Trees chopped and stacked


Being a modern day lumberjack can be quite a dangerous task! People who worked in the logging industry, far and away, experienced the highest level of workplace fatalities. All in all, logging workers experienced nearly 109.5 deaths per 100,000 workers, annually, making it the dangerous occupation in our country. Indeed, it is the only occupation with a death rate in the triple digits. Logging has also held this title for quite some time, but it has continued to rise. Fatalities among logging workers climbed 31% from 2013 to 2014. Most of these deaths were the result of workplace accidents involving workplace equipment, or getting crushed by unpredictable trees as they come down.

crab fishing in dangerous conditions


As we have all seen on reality shows about crab fishing, a job in the fishing industry is anything but a relaxing fishing trip. The work of heading out to high seas and trying to take what the ocean has to offer can lead to incredibly dangerous situations. Because of this, fishermen experience a shocking 80.8 fatal work injuries per 100,000 workers. In 2014, this fatality rate was on the rise, as it climbed 9% from 2013’s rate. As you can imagine, a major cause of workplace fatality in this industry is from drowning. However, the reason for these drownings will often be the result of an equipment accident, or a fisherman getting caught in a piece of equipment that ends up carrying them off of the boat.

Aircraft pilots and engineers

Working with aircraft can be one of the most exhilarating jobs in the world. Few things can compare with the experiences of soaring through the air in an aircraft, defying gravity in the most gratifying of ways. However, there is a very inherent danger when it comes to working with aircraft. Flying aircraft into the sky means that there is always a small chance that it could come crashing back down. Being an aircraft engineer also means working closely with large and dangerous equipment, and can lead to workplace accidents. Altogether, this industry experienced 63.2 fatalities per every 100,000 workers, which was up roughly 5% higher than in 2013.

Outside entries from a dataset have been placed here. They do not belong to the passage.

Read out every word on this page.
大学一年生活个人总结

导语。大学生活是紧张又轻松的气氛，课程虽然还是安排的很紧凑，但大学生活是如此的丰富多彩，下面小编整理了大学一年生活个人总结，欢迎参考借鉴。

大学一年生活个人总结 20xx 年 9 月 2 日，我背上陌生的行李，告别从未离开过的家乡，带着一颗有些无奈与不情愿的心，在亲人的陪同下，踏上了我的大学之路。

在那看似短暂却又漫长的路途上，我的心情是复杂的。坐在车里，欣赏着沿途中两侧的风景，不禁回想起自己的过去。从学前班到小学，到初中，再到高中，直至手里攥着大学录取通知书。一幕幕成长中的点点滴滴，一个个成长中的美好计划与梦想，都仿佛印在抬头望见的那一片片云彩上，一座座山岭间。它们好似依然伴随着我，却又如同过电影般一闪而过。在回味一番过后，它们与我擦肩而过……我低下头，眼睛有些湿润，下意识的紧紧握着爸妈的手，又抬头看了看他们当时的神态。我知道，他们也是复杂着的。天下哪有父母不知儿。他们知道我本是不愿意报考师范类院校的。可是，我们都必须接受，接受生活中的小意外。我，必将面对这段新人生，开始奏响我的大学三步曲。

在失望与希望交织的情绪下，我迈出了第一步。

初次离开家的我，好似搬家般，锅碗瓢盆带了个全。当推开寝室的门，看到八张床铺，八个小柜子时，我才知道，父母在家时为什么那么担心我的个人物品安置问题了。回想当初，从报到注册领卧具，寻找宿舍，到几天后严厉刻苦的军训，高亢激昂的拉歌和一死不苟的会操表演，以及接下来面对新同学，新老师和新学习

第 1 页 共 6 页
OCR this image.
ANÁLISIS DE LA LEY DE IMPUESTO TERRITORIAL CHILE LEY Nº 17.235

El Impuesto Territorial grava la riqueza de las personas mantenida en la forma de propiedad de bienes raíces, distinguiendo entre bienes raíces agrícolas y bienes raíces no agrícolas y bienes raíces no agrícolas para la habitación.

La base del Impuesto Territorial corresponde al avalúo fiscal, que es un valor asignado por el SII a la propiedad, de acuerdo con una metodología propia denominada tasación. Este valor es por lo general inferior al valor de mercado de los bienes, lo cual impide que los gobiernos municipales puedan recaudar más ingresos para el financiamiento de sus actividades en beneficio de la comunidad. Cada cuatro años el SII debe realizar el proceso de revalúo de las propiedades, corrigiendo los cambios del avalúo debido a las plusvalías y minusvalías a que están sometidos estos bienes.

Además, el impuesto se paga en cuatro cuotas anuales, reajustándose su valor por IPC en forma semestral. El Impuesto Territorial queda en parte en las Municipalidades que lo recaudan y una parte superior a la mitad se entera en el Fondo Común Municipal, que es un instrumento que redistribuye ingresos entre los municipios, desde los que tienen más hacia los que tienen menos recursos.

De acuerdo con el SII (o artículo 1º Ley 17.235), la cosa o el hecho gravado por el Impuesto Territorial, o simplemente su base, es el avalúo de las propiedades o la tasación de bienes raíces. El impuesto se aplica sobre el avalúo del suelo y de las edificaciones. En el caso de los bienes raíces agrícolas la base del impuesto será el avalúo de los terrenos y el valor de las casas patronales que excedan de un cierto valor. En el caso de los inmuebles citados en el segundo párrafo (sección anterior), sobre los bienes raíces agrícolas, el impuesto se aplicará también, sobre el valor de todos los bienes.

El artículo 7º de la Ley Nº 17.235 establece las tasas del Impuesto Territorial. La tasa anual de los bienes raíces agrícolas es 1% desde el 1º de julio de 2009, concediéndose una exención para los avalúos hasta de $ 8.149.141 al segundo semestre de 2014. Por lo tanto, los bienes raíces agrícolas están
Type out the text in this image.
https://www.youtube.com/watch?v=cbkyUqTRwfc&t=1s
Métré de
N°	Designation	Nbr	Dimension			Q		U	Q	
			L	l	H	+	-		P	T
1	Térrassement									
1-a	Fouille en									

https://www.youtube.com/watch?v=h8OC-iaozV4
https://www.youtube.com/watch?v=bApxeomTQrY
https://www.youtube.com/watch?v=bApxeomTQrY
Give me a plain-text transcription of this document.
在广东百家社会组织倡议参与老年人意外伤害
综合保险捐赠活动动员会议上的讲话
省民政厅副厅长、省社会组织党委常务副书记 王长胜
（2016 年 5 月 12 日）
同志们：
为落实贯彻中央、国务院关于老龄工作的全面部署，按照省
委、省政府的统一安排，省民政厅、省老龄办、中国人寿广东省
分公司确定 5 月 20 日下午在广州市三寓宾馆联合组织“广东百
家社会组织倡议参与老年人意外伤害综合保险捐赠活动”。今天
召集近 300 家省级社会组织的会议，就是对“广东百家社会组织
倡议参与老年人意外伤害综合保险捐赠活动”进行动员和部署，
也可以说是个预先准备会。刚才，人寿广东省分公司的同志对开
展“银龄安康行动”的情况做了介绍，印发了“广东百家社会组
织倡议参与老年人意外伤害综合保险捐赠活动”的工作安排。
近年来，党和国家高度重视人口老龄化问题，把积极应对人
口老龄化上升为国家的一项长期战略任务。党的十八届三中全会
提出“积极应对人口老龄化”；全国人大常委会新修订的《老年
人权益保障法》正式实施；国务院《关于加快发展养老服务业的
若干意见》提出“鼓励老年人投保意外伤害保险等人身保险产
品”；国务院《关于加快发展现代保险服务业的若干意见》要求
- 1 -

Miners and excavation workers

When people think of dangerous professionals, mining is certainly one of the key images that comes to mind. Heading under the solid ground, where there is the chance that it will come down on top of you, as well as where there is a concentration of chemicals and gases that can be poisonous, doesn’t sound like the safest of activities. This is what has led to nearly 50 deaths per 100,000 workers in this industry. However, there have been jumps made in mining safety. With proper equipment, mining can be as safe as any other profession, as long as people are educated.

Construction, with all of its heavy materials and heights, may seem like a dangerous job. However, there is only one particular area in construction that stands above the rest, in terms of workplace fatalities. This profession, of course, belongs to roofers. As you can imagine, the most dangerous part of roofing (and the element that kills the most workers) is the fact that roofers are always high up off of the ground, and have to work very closely with construction materials. This makes fatal falls the greatest killer in this industry, and leads to 46.2 fatalities per 100,000 workers.